Republicans on the House Committee on Oversight and Government Reform on Monday called on President Obama to oust Internal Revenue Service Commissioner John Koskinen for obstructing the investigation into the tax agency’s targeting of conservative groups.
If the president refuses, Chairman Jason Chaffetz warned, the committee will actively pursue contempt charges and an impeachment proceeding to remove Mr. Koskinen, who he said gave assurances the IRS would save email key to the investigation at the same time the emails were being destroyed.
“The reality is what he said was false. He repeatedly made false statements,” Mr. Chaffetz said at a Capitol Hill press conference, where he was joined by more than a dozen fellow Republicans from the committee.
“Mr. Koskinen should no longer be the IRS commissioner,” said Mr. Chaffetz, Utah Republican. “Mr. Koskinen failed in his duty to preserve and produce documentation to this committee.”
The White House did not immediately respond, but the IRS defended Mr. Koskinen.
“The record is clear that the IRS and Commissioner Koskinen have been cooperative and truthful with the numerous investigations underway. The agency has produced more than one million pages of documents in support of the investigations, provided 52 current and former employees for interviews and participated in more than 30 Congressional hearings on these issues,” the agency said in a statement.
The IRS pledged to continue to cooperate with the committee’s probe and to make “additional improvements in our operations and processes.”
Mr. Obama appointed Mr. Koskinen to run the IRS in 2013 in response to the targeting scandal, bringing him in to clean up the agency.
And yet, the committee’s investigation of the targeting scandal has been stymied by the failure of the IRS to turn over emails from Lois G. Lerner, who ran the tax-exempt organizations unit responsible for the targeting and whose computer hard drive was destroyed in 2011 at the height of the targeting.
Ms. Lerner, who retired in Sept. 2013 after being placed on administrative leave, invoked her Fifth Amendment right to remain silent when called to testify before the committee, which made her email records all the more vital to investigators’ efforts to uncover who was involved in the targeting and what were their motivations.
The committee’s allegations against Mr. Koskinen, outlined in a 30-page letter to Mr. Obama and in a 10-minute video the committee posted online, include the tax agency’s failure to comply with a congressional subpoena, Mr. Koskinen’s false testimony regarding the preservation of email records and the agency’s efforts to produce them.
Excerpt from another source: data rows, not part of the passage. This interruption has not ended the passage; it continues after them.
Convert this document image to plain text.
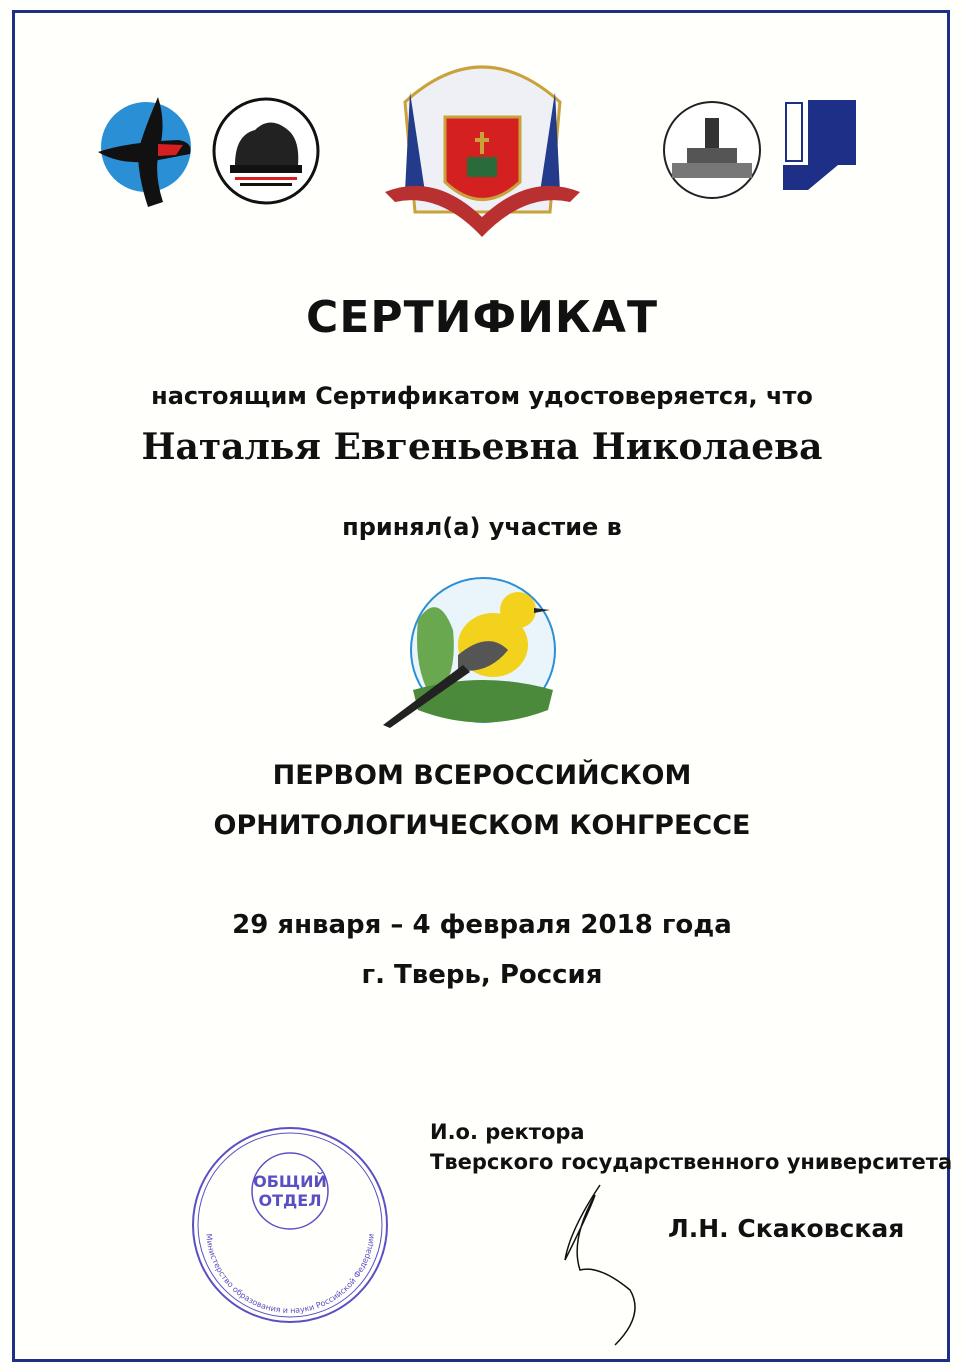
СЕРТИФИКАТ
настоящим Сертификатом удостоверяется, что
Наталья Евгеньевна Николаева
принял(а) участие в
ПЕРВОМ ВСЕРОССИЙСКОМ
ОРНИТОЛОГИЧЕСКОМ КОНГРЕССЕ
29 января – 4 февраля 2018 года
г. Тверь, Россия
ОБЩИЙ
ОТДЕЛ
Министерство образования и науки Российской Федерации
И.о. ректора
Тверского государственного университета
Л.Н. Скаковская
Mr. Chaffetz said that the committee had determined that Ms. Lerner’s emails could have been recovered, but backup tapes containing up to 24,000 of her emails were destroyed as Mr. Koskinen gave the committee assurances that all records were being preserved and every effort was being made to locate the saved emails.
Rep. Elijah E. Cummings, the top Democrat on the committee, said the call for the president to oust Mr. Koskinen was a “manufactured Republican political crisis.”
“This is a strange, oddly-timed rehashing of conspiracy theories that were debunked by the Inspector General himself — who concluded in a report to the Oversight Committee just last month that there is no evidence to substantiate these claims,” Mr. Cummings said in a statement.
“The bottom-line is that the Inspector General found no evidence to back-up Republican claims of political motivation, White House involvement, or intentional destruction of evidence. Calls for Commissioner Koskinen to step down are nothing more than a manufactured Republican political crisis based on allegations that have already been debunked,” said the Maryland Democrat.
The IRS inspector general concluded that the agency did in fact target conservative and tea party groups for intrusive scrutiny, and the Justice Department is still conducting a criminal investigation into the targeting.
Mr. Chaffetz noted that not only did the destruction of 24,000 potential emails occur after the materials were under subpoena, but also after the agency’s chief technology officer issued a preservation notice ordering employees not to destroy anything.
The chief technology officer later told the committee that he was “blown away” that backup tapes were destroyed 10 months after his preservation notice.
What’s more, the IRS chief auditor, in a June 2015 report, confirmed the IRS destroyed documents and misled Congress about the agency’s efforts in complying with congressional subpoenas.
Despite Mr. Koskinen’s testimony to the committee that the IRS had spent $18 million attempting to retrieve Ms. Lerner’s email, the agency only examined her destroyed hard drive and did not search other places that likely contained copies of the email, including her BlackBerry, backup tapes, server drives and server backup tapes or the laptop computer provided to Ms. Lerner, according to testimony before the committee.
“I believe we have given the IRS sufficient chance to come clean. They have not come clean. They have misled the American people,” said Rep. Cynthia M. Lummis, Wyoming Republican. “It is time for accountability.”